Though Chinese authorities tolerate eruptions of nationalist sentiment, they also do not like to see them spiral out of control. Beijing is wary of efforts to break out of the confines of the Chinese cyberspace and has hinted that the use of virtual private networks, or VPNs, to access banned websites could be considered illegal.
Beijing-based journalist Zhang Heng said the outpouring among young Chinese was the result of youthful exuberance and being “brainwashed for more than a dozen years by thought and politics courses” in school.
The crusade’s silver lining was that many young people are learning how to access the global Internet, he said.
“I think that’s a good skill to have,” Zhang said. “At least some of the young people will see a more colorful world on the other side of the wall. When they are exposed to more information, they won’t be easily manipulated by a single political thought.”
The campaign was organized by an online forum named after former Chinese football player Li Yi that has bred some of the most popular expressions in China’s Web culture. Forum members planned further forays over the Great Firewall into Taiwan’s cyberspace later this week.
Supporters in China have cheered the online aggression as a spontaneous manifestation of the will of China’s young generation, while critics there have derided the crusaders as “little pinkos” who blindly follow the propaganda of the “red” Communist Party.
On Tsai’s Facebook page, the Taiwanese president-elect did not directly address the storm of comments but posted a picture with the line, “The greatness of this country lies in that everyone has the right to be oneself.”
On the Facebook page for the news site SETN.com, the web administrator for its entertainment page engaged with the “crusaders.” When some of them inquired if they were on the right page, the web administrator helpfully provided the link to the site’s political news page.
When a crusader posted a long list of yummy Chinese delicacies as an enticement for fellow youth in Taiwan to look toward joining with the mainland, the administrator replied, “You are quite a cook.”

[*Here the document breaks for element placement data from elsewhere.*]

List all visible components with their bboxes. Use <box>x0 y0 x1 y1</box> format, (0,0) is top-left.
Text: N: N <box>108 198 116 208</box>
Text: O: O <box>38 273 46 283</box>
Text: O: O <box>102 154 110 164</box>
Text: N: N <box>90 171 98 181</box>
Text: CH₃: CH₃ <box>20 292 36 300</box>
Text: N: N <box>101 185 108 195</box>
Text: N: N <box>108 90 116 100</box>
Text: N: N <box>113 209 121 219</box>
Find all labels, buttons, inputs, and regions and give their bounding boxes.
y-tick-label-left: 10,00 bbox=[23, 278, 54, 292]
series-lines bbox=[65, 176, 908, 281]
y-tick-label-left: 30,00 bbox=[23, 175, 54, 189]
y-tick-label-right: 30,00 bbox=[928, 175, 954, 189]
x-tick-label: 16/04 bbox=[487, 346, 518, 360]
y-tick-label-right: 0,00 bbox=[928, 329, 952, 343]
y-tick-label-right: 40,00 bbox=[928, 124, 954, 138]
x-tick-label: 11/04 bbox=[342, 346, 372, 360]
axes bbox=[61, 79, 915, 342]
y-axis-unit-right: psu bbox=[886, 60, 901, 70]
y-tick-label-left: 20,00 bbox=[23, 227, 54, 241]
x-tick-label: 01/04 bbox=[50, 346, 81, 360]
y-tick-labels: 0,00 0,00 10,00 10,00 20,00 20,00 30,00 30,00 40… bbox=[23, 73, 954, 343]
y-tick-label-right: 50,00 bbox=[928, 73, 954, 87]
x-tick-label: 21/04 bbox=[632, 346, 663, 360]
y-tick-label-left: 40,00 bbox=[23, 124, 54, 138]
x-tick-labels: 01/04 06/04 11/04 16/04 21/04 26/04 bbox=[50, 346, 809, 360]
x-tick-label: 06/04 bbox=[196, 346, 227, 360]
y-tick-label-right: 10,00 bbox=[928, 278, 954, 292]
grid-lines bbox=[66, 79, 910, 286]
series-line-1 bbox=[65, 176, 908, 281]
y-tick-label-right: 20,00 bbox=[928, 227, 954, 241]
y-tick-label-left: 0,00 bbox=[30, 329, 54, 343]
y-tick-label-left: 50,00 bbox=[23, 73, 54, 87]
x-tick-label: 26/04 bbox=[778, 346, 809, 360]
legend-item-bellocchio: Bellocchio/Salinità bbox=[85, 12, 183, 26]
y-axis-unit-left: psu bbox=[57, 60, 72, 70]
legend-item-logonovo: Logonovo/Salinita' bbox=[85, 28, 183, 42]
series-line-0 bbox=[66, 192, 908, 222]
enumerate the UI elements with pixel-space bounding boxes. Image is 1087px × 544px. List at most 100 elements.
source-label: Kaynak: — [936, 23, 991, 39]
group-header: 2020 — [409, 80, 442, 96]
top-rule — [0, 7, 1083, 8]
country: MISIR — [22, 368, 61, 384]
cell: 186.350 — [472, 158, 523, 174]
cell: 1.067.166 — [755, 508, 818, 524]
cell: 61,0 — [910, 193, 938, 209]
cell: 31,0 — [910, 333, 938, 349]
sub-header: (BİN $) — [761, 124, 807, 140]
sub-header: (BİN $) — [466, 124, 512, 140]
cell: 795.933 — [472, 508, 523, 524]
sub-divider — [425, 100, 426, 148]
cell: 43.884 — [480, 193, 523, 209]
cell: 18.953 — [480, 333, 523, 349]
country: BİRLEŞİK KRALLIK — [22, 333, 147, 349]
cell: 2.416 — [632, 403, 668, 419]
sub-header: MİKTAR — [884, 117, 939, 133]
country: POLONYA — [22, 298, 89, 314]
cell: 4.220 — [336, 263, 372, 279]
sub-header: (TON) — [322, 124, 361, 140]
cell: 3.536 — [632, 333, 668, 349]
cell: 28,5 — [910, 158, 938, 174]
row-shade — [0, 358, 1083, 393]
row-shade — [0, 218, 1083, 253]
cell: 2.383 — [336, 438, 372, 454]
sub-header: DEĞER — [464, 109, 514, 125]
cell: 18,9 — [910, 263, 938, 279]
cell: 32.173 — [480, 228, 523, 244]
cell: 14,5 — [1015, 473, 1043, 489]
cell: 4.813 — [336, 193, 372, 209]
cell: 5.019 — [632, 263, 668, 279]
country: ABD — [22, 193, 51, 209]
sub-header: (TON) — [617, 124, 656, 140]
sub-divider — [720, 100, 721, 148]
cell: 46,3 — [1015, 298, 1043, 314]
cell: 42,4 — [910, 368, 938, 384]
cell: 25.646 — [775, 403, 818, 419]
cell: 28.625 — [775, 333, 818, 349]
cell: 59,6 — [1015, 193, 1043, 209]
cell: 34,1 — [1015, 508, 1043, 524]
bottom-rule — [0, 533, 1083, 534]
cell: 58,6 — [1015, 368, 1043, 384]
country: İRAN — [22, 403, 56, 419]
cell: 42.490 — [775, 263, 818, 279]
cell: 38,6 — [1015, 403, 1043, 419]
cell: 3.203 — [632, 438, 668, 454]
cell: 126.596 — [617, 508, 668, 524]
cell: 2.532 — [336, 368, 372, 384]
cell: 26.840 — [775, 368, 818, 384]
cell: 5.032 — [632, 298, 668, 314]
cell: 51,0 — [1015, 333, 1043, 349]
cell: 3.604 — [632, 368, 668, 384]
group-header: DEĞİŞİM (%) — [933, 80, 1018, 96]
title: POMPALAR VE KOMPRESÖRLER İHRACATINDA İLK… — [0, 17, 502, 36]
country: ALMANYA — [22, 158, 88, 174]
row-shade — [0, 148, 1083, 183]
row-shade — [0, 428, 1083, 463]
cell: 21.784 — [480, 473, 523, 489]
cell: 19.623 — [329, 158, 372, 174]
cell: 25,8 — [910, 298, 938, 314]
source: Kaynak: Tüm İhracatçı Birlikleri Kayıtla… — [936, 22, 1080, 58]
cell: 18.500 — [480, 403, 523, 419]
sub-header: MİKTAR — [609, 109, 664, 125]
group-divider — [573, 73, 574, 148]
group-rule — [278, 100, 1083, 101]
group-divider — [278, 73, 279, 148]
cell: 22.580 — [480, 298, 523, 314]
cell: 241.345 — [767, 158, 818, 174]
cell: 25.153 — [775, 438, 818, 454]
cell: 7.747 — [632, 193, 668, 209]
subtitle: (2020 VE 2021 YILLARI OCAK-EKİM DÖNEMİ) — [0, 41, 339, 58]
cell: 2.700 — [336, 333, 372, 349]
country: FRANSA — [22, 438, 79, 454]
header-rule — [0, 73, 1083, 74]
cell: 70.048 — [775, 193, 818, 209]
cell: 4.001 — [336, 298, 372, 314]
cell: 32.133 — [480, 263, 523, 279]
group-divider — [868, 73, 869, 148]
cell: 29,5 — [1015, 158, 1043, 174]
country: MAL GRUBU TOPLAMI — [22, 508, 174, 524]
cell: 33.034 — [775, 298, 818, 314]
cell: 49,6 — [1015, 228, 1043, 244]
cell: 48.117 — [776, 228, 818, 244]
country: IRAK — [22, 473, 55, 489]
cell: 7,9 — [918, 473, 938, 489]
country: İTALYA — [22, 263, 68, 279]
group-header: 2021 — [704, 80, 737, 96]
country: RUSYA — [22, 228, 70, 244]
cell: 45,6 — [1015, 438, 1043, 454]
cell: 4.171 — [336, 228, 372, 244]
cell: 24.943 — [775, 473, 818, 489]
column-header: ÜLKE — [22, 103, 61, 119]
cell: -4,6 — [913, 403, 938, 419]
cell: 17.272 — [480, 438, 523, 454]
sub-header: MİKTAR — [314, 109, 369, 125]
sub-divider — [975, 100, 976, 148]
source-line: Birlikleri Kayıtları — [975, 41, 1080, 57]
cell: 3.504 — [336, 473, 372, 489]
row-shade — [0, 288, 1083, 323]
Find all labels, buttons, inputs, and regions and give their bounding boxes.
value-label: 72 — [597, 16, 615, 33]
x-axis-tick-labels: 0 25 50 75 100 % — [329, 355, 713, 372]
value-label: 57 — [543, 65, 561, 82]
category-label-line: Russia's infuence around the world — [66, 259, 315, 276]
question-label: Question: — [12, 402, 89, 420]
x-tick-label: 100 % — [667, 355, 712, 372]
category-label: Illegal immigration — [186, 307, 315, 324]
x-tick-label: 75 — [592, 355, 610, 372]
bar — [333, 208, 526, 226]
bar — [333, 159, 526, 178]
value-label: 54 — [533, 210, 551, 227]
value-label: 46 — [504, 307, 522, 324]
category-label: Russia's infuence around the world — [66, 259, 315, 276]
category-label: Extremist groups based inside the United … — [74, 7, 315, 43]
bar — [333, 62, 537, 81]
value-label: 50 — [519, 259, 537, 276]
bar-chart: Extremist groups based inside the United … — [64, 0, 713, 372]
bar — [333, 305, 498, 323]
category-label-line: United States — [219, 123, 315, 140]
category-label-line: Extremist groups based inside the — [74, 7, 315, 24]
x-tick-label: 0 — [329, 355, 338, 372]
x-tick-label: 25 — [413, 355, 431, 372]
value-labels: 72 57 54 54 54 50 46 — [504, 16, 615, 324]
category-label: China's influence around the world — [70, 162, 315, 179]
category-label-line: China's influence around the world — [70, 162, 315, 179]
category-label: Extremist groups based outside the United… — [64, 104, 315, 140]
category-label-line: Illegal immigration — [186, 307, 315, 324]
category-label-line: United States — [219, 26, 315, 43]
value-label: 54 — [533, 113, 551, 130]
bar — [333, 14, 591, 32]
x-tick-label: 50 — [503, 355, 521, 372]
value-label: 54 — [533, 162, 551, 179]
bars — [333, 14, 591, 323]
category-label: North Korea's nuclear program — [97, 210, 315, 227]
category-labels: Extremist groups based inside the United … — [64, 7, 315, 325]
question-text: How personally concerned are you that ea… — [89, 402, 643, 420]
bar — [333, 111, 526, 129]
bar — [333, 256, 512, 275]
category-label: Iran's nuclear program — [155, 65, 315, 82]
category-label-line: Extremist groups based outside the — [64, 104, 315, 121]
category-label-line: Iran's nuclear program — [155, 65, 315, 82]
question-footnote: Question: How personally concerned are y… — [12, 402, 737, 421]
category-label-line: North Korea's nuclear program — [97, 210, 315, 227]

In an interview with PingWest, a website devoted to tech news in China, a person who described himself as a backroom staffer for the crusade detailed how the action was organized. He said he was responsible for translating replies in foreign languages. PingWest said it withheld the man’s name because he feared his own Facebook page would be attacked if he were identified.
The man said others were tasked with “liking” the comments by team members, or engaging outsiders in conversation.
“We pretended to be picking fights, but then we found what we brought to the battle was bread and not bricks,” the unnamed participant told PingWest. “In the end we were talking about food, and scenic sites.